Snap into a Slim Jim

If it wasn't obvious, Right To Die relies heavily on the right to die case of Terri Schiavo. That heavily politicized incident still has ramifications today. If you type “Terri” into Google, her name is the first to come up. Does something so personal and political make for a fun horror movie? No, not really. It's one thing to have your horror movie “based on actual events” like The Texas Chainsaw Massacre, which is very loosely based on Ed Gein, it's another to have your movie literally based on actual events. It's kind of like having a horror movie based on the Trayvon Martin killing. Too soon, too political, and it's something that we do not to continuously relive. As for the actual movie, the way the story is told is a bit stunted as we only find out more of the story at the very end, thus negating most of our conceptions of the previous 50 minutes.

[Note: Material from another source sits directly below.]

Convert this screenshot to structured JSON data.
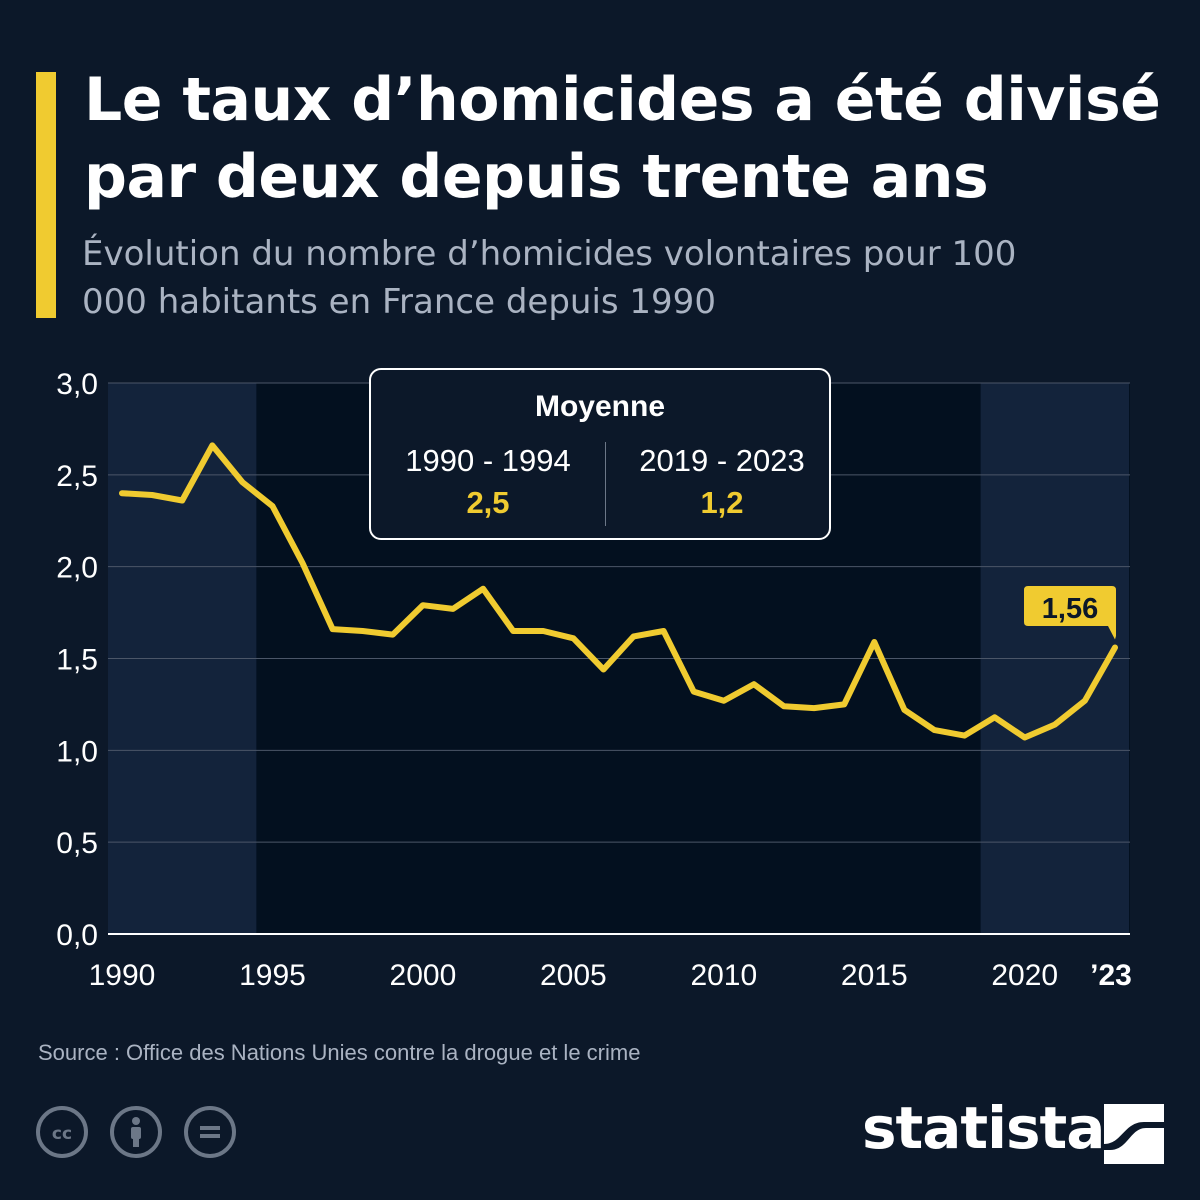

Another problem is that they make Cliff too likable. He cheated on his wife, got her into an accident, and can't decide if he wants to take her off life support. All of this and they still manage to not make him come off as a terrible person. This is supposed to be some sort of supernatural revenge movie and the audience is conflicted with cheering for Abby and cheering for him. The acting is decent enough throughout, with Corbin Bernsen putting in his typical Corbin Bernsen performance. If you've seen Major League or really anything else he's done, you know what I'm talking about. There are some decent horror scenes, violence, and nudity, so you'll have plenty to look at. The makeup on Abby is pretty realistic and the team involved should be commended for making her look so gross and beef jerky-like.

"I should have stayed with the Cleveland Indians!"

Making a horror movie out of a sad and divisive news story makes me feel all types of uncomfortable. Add that to a pretty boring story and you're not in for a good time. There's some action and horror, but nothing spectacular. The acting and directing are fine and there's enough nudity and sex to make you think twice before seeing this with young people. Overall, Right To Die is not a must-watch.